The third stage of my right honourable friend's task, which has occupied the past twelve months, was to reduce the defence budget in 1970–71 to about £1,900 million at 1964 prices; that is, about £500 million less than the programme we inherited—and goodness knows! how much that £500 million would have been when the escalation set in in those long-delayed aircraft—and £200 million less than the cost of the programme as it stood in mid-1966. In achieving this further cut, we had also to make the largest possible savings in overseas stationing costs, though these had already been cut by a quarter as compared with the previous Administration's programme.

To achieve further savings of this size obviously entailed making some cuts in overseas commitments. My right honourable friend has explained in the White Paper how the cuts in our forces overseas will be made. The policy we have developed on defence has not only marked out a course which will progressively reduce the foreign exchange burden to a size well within what we can afford, but has enabled us to make substantial savings in the short term despite criticisms opposite of each and every one of the plans devised. No coherent alternative solution has been offered by the noble Earl or any other spokesman opposite, either here or in another place, by which our stationing costs overseas could be reduced. Of course I except, perhaps, some of the ex-cathedrâ pronouncements by their own defence spokesman which seem to have been designed to embarrass the Opposition rather than the Government.
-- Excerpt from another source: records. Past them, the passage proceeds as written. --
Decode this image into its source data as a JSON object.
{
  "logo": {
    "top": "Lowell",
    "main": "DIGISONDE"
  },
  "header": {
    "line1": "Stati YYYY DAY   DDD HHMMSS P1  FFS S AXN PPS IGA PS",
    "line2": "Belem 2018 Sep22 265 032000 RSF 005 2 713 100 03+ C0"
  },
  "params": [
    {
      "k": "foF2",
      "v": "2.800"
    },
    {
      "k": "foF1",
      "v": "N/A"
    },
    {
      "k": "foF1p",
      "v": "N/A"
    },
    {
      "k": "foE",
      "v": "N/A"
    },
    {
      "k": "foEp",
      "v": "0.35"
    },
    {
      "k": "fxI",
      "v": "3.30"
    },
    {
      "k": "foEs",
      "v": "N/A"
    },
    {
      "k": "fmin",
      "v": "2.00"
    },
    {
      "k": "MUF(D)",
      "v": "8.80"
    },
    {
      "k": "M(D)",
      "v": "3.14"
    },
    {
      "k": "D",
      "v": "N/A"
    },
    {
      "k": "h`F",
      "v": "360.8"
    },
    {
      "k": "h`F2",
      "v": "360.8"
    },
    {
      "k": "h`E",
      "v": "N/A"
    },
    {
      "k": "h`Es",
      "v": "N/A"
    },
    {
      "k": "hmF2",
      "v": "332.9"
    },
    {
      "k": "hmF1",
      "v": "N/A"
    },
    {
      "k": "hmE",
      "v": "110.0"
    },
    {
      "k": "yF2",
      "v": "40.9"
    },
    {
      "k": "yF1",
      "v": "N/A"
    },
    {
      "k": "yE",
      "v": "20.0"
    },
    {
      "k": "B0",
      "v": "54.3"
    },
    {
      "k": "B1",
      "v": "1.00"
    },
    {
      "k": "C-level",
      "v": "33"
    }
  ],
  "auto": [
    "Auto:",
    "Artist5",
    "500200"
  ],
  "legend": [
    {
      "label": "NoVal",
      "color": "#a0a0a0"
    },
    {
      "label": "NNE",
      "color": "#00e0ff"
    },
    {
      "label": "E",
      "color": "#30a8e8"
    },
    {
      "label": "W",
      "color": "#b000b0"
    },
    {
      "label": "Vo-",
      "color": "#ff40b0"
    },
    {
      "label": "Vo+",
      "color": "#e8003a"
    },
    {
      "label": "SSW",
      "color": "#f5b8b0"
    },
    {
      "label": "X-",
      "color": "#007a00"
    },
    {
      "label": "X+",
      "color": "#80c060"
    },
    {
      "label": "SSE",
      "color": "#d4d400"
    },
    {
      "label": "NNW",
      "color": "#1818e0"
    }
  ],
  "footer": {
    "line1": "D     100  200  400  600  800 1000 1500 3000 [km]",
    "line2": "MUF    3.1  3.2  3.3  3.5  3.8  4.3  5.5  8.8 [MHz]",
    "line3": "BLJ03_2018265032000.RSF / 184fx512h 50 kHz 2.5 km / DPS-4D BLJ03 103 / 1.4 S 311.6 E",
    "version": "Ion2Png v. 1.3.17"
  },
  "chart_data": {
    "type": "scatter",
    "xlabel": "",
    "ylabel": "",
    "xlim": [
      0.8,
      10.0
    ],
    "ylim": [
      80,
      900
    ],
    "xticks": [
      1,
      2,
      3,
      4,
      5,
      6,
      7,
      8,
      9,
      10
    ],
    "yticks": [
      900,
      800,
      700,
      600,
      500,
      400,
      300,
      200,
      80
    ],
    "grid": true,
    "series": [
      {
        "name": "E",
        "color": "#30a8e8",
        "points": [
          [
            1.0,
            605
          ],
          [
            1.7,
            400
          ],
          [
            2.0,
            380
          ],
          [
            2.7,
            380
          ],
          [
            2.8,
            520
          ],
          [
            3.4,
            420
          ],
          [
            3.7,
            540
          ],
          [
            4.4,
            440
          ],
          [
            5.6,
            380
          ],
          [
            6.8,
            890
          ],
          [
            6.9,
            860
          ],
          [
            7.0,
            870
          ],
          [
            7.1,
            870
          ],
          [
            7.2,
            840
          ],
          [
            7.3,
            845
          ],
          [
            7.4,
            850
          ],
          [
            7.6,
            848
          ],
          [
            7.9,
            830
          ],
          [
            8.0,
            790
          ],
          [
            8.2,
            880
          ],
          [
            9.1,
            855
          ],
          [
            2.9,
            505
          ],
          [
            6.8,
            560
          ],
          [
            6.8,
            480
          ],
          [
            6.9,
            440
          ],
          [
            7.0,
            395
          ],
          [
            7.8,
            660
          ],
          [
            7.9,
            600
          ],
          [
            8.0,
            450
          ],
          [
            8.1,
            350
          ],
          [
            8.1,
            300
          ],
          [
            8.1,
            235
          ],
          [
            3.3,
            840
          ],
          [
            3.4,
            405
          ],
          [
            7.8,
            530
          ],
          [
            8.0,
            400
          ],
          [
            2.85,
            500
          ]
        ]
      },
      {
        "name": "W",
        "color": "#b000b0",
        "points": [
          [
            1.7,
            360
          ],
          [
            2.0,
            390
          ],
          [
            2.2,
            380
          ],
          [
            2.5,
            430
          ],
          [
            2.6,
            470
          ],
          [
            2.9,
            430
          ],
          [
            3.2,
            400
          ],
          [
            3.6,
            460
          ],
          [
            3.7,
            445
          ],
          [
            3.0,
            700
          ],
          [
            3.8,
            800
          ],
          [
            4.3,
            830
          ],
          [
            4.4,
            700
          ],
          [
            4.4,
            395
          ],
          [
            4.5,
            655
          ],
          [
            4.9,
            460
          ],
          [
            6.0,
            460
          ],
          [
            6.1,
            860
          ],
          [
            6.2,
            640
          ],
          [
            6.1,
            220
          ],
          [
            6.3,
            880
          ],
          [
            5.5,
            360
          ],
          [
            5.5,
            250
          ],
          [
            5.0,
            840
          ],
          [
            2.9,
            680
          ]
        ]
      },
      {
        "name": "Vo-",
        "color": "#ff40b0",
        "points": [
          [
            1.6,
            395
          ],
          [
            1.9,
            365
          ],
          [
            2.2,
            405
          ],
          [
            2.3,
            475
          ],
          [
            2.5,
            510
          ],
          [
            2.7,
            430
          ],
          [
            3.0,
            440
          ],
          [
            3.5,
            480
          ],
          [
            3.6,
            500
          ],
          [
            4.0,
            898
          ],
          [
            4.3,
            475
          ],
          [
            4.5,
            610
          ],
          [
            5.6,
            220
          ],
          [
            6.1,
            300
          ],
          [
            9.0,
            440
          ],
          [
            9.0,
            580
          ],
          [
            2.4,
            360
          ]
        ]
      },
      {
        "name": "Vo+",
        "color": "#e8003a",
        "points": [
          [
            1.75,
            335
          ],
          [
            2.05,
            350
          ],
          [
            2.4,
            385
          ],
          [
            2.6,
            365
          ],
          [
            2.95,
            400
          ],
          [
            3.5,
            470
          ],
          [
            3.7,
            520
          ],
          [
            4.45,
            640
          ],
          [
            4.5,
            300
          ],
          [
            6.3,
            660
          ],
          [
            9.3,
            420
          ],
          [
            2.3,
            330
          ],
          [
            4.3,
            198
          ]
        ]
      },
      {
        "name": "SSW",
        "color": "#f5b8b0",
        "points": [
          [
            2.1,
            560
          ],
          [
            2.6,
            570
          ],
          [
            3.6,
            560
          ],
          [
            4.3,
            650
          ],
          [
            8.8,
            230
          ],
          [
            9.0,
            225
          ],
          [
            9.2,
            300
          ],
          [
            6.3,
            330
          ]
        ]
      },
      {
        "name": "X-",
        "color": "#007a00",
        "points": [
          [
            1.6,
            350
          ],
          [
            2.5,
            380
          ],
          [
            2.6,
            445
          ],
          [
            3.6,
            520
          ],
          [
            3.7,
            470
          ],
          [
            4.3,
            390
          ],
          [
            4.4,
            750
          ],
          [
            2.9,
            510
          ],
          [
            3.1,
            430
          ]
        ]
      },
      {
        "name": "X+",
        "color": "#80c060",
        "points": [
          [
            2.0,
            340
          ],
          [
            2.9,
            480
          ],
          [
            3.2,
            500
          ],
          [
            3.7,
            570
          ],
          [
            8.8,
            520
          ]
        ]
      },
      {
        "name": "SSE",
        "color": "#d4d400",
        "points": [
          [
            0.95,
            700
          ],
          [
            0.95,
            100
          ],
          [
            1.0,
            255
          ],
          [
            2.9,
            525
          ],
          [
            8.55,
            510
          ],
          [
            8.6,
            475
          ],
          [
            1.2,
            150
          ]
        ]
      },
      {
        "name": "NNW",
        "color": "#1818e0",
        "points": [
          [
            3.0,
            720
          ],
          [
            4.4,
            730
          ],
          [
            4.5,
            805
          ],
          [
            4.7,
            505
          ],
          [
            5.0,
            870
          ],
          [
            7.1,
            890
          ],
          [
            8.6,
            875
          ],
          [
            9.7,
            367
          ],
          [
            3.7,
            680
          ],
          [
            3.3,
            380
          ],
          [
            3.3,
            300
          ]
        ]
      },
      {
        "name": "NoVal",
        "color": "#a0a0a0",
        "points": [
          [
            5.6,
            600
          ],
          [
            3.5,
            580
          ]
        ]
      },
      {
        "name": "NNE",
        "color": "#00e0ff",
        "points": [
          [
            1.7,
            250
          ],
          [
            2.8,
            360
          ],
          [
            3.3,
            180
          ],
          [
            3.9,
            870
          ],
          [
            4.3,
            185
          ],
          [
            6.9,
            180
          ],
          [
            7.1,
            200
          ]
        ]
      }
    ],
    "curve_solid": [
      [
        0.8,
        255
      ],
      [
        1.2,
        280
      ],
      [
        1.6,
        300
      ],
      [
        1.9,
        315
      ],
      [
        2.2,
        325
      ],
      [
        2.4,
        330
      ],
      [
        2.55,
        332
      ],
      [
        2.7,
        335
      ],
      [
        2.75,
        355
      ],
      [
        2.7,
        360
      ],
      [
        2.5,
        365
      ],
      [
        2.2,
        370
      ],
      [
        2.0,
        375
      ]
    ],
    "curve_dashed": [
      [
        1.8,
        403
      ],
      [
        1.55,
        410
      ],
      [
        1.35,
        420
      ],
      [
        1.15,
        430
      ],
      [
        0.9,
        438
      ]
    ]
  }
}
Criticism has been made in particular of our decisions with regard to the Far East. I should like to quote from some- thing that was said not so long ago which I believe sums up reasonably accurately the policy of the Government in regard to the Far East. After talking about the need to create regional agreements and a viable political environment in the area, these are the words that were uttered: It seems to me that on this basis it might well be possible to recast the whole of Britain's defence commitments in the Far East. We should still contribute our share to the protection and guarantee of our allies in that area, and a new era of self-reliance for the Asian nations would develop. We should still retain a military capability in the Far East: the ability to reinforce with air power and an amphibious force capable of showing a British presence in that part of the world, and useful not only for the support of the Asian SEATO but for international disorders and keeping the peace, and showing the flag in those areas of the Pacific for which we still have responsibility."—[OFFICIAL REPORT, cols. 834–5, 2/5/67.] That, I think, reasonably represents the views of Her Majesty's Government. The only thing is that on this occasion they were said only two months ago, not by conjuror Healey but by conjuror Carrington. I beg to move.

Amendment moved— Leave out all words after ("House") and insert ("approves the proposals in Command Paper 3357 and welcomes the realistic view taken therein of Britain's commitments and capabilities, the plans made for the re-equipment of the three Services, and the substantial financial savings which will be achieved.")—(Lord Shackleton.)